Managing reality in Information Systems - strategies for success
ISSN 1649-2374Systems Modelling Ltd. http://www.sysmod.com
Welcome
EuSpRIG 2002 Symposium July 18/19 report
"Coping with IS/IT Risk Management" Book review
SoftTest Ireland - new Software Testing SIG
New CMMI Process Improvement YahooGroup
Euro coins test for colour blindness
Yahoo! mail twists your words
Lawyers with a sense of humour
13 Web links in this newsletter
About this newsletter and Archives
Disclaimer
Subscribe and Unsubscribe information
_______________________________________________________
Please take the reader survey contained in this issue - that's how I know what interests you!
On a personal note: I will be on vacation, returning to the office on Monday
August 12 2002. My wife Megan will be opening her exhibition of photographs "Giochi
di Luce" ("Play of Light") in Treviso, Italy for August 2002:
http://www.meganobeirne.com/gallery.htm
_______________________________________________________
My report is also available on the web at http://www.sysmod.com/eusprig02.htm
The theme of this year, “Spreadsheets – the hidden corporate gamble” captured the current concerns about corporate risk and auditing accounting systems. One of the talks described how the manipulation of a spreadsheet at AIB’s Allfirst subsidiary could easily have been seen by a spreadsheet formula audit tool.
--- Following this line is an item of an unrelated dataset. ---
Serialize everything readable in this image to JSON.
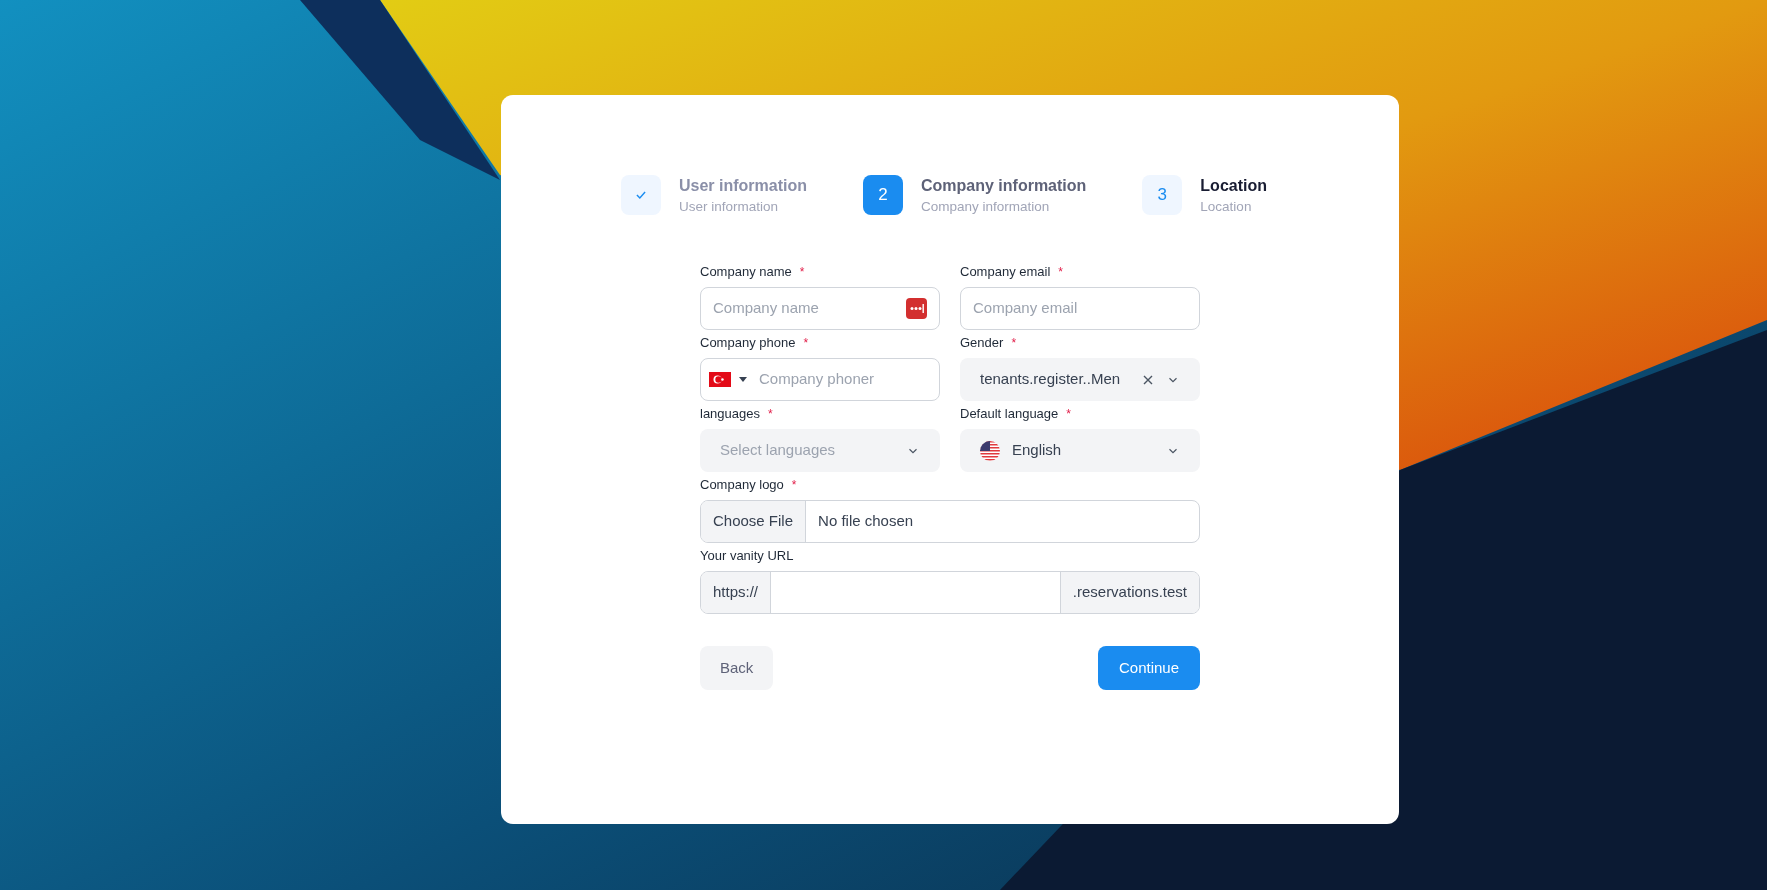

David Chadwick (University of Greenwich) in his introduction in the proceedings “Training Gamble leads to Corporate Grumble” highlighted the need for awareness of spreadsheet risks to be included in curricula for professional examinations such as the Certificate in Information Systems Auditing (CISA) and the Qualification in Computer Auditing (QiCA).
David Banks, Ann Monday (University of South Australia)
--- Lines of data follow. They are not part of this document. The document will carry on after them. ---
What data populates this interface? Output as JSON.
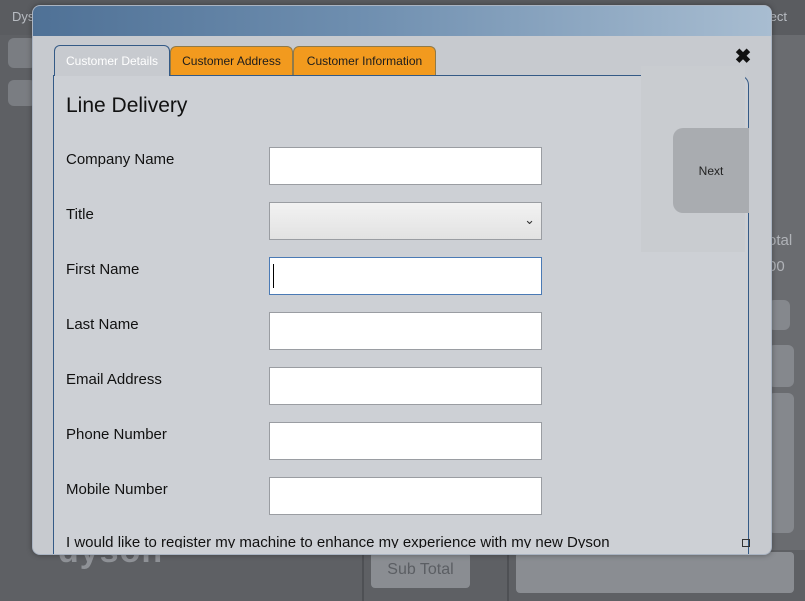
{
  "background": {
    "app_title": "Dys",
    "right_title": "ect",
    "total_label": "otal",
    "total_value": "00",
    "logo_text": "dyson",
    "subtotal_label": "Sub Total"
  },
  "tabs": [
    {
      "label": "Customer Details",
      "active": true
    },
    {
      "label": "Customer Address",
      "active": false
    },
    {
      "label": "Customer Information",
      "active": false
    }
  ],
  "close_glyph": "✖",
  "form": {
    "title": "Line Delivery",
    "fields": [
      {
        "label": "Company Name",
        "value": "",
        "type": "text"
      },
      {
        "label": "Title",
        "value": "",
        "type": "select"
      },
      {
        "label": "First Name",
        "value": "",
        "type": "text",
        "focused": true
      },
      {
        "label": "Last Name",
        "value": "",
        "type": "text"
      },
      {
        "label": "Email Address",
        "value": "",
        "type": "text"
      },
      {
        "label": "Phone Number",
        "value": "",
        "type": "text"
      },
      {
        "label": "Mobile Number",
        "value": "",
        "type": "text"
      }
    ],
    "register_text": "I would like to register my machine to enhance my experience with my new Dyson"
  },
  "next_label": "Next",
  "colors": {
    "tab_orange": "#f29a1e",
    "header_blue": "#4f7196",
    "panel_border": "#345a86"
  }
}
‘Interpretation As A Factor In Understanding Flawed Spreadsheets’
David Banks summarised what we know about the prevalence of spreadsheet
errors. He went on to discuss the place of interpretation as a complicating
factor, the tendency of people to selectively present data that support their
case. He described some teaching situations where the students find it very had
to believe that there is more than one possible answer, and no single ‘correct’
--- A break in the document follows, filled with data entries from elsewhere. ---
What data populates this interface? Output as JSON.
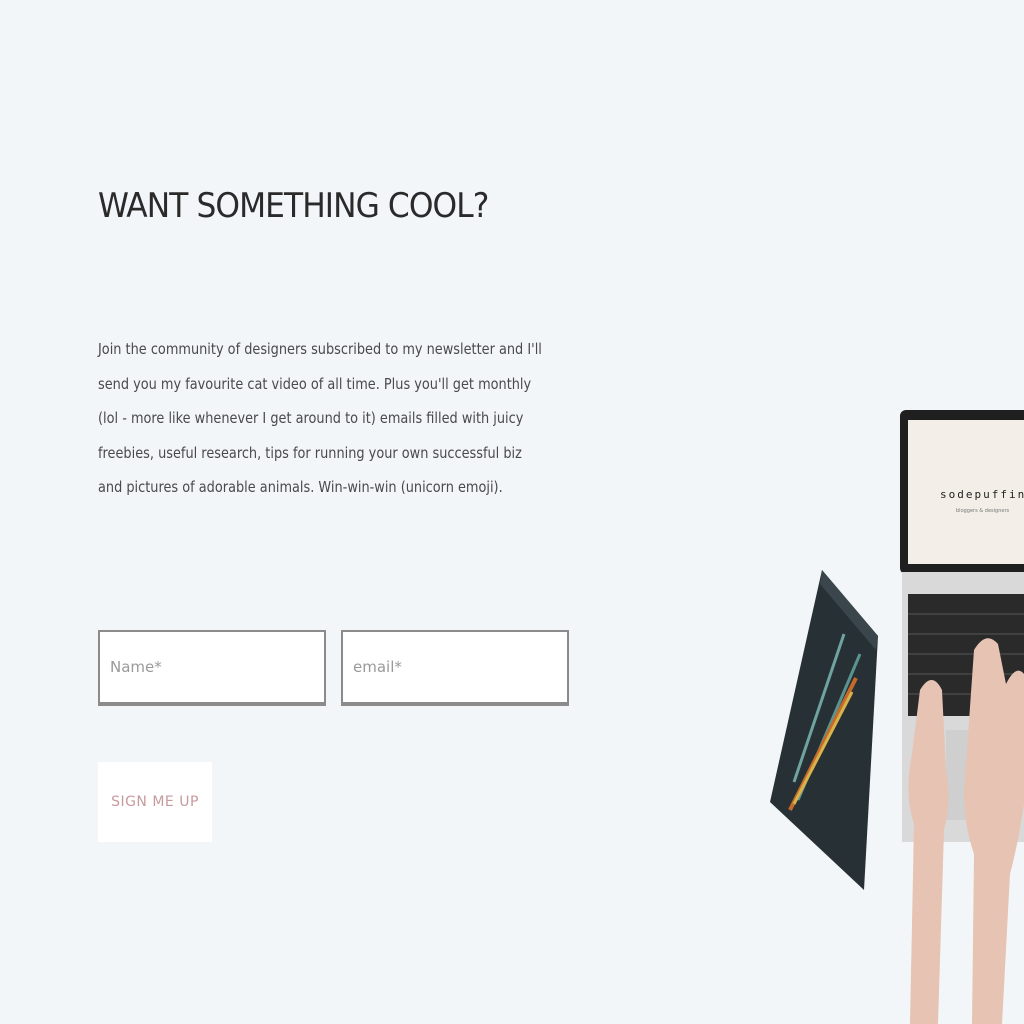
{
  "newsletter": {
    "heading": "WANT SOMETHING COOL?",
    "description": "Join the community of designers subscribed to my newsletter and I'll send you my favourite cat video of all time.  Plus you'll get monthly (lol - more like whenever I get around to it) emails filled with juicy freebies, useful research, tips for running your own successful biz and pictures of adorable animals. Win-win-win (unicorn emoji).",
    "name_placeholder": "Name*",
    "email_placeholder": "email*",
    "signup_label": "SIGN ME UP"
  },
  "photo": {
    "screen_brand": "sodepuffin",
    "screen_tagline": "bloggers & designers"
  },
  "colors": {
    "background": "#f2f6f9",
    "button_text": "#c79a9e",
    "field_border": "#8b8b8b"
  }
}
answer. Looking at how they work and think, and some of the cultural background,
gives some insights into how easy it is for people to get hooked into certain
patterns of thinking.
Thomas Grossman (University of Calgary, Canada)
‘Spreadsheet Engineering : A Research Framework’
Tom Grossman took what is known from the long and painful history of of software
‘engineering’ and applied it to spreadsheet development. He listed eight
principles showing the benefits of best practices chosen for specific
situations. He also described distinguishing features of spreadsheet use, such
as exploratory modelling and their use for rapid re-evaluation of strategic
impact. The observation that increased experienced with spreadsheets is not
correlated with increased quality is related to the difference between amateurs
who are results-focused and tend not to consciously improve their process; and
professionals, who do reflect on their own work methods. The heterogeneous
nature of spreadsheet developers means that no ‘one-size-fits-all’ model of
spreadsheet ‘programmer’ can be applied. He concluded by outlining a number of
areas where further research could usefully by conducted.
Markus Clermont (University of Klagenfurt, Austria) ‘A
Spreadsheet Auditing Tool Evaluated In An Industrial Context’
Markus Clermont described the classic scenario where a computer science student
was given a project to audit some spreadsheets in industry. A Linux-based
toolkit was made available. The company concerned said “Well, of course you
won’t find anything, our developers are very good and these spreadsheets have
been in use for a while”. (Spreadsheet auditors don’t take bets with project
managers on statements like that, it would be like taking candy from babies.) In
fact, the student found 109 different kinds of defect giving rise to 1,832
actual errors, an overall error rate of 3%. The true measure of the significance
of the finding was the changes the company then made, not just to the
spreadsheets but to the personnel!
Martin Campbell-Kelly (Warwick University) “The rise and
rise of the spreadsheet”
Professor Martin Campbell-Kelly gave an historical perspective from the early
days of modelling systems to VisiCalc, Lotus 1-2-3, and Microsoft Excel. That
induced nostalgia in a number of members of the audience; I remember my own
financial modelling system that I developed for the PDP-11 and the VAX in the
late seventies!
Ray Butler (HM Customs and Excise) “Losing at Spreadsheet
Roulette”
Ray Butler told three stories: the AIB/Allfirst fraud that involved among other
things the falsification of a spreadsheet; a school that lost £30,000 from their
school funding because of a budget spreadsheet error; a local authority pension
fund spreadsheet omitted £4 million from their cash book. He also showed how
their tool SPACE would have helped an auditor quickly detect such errors.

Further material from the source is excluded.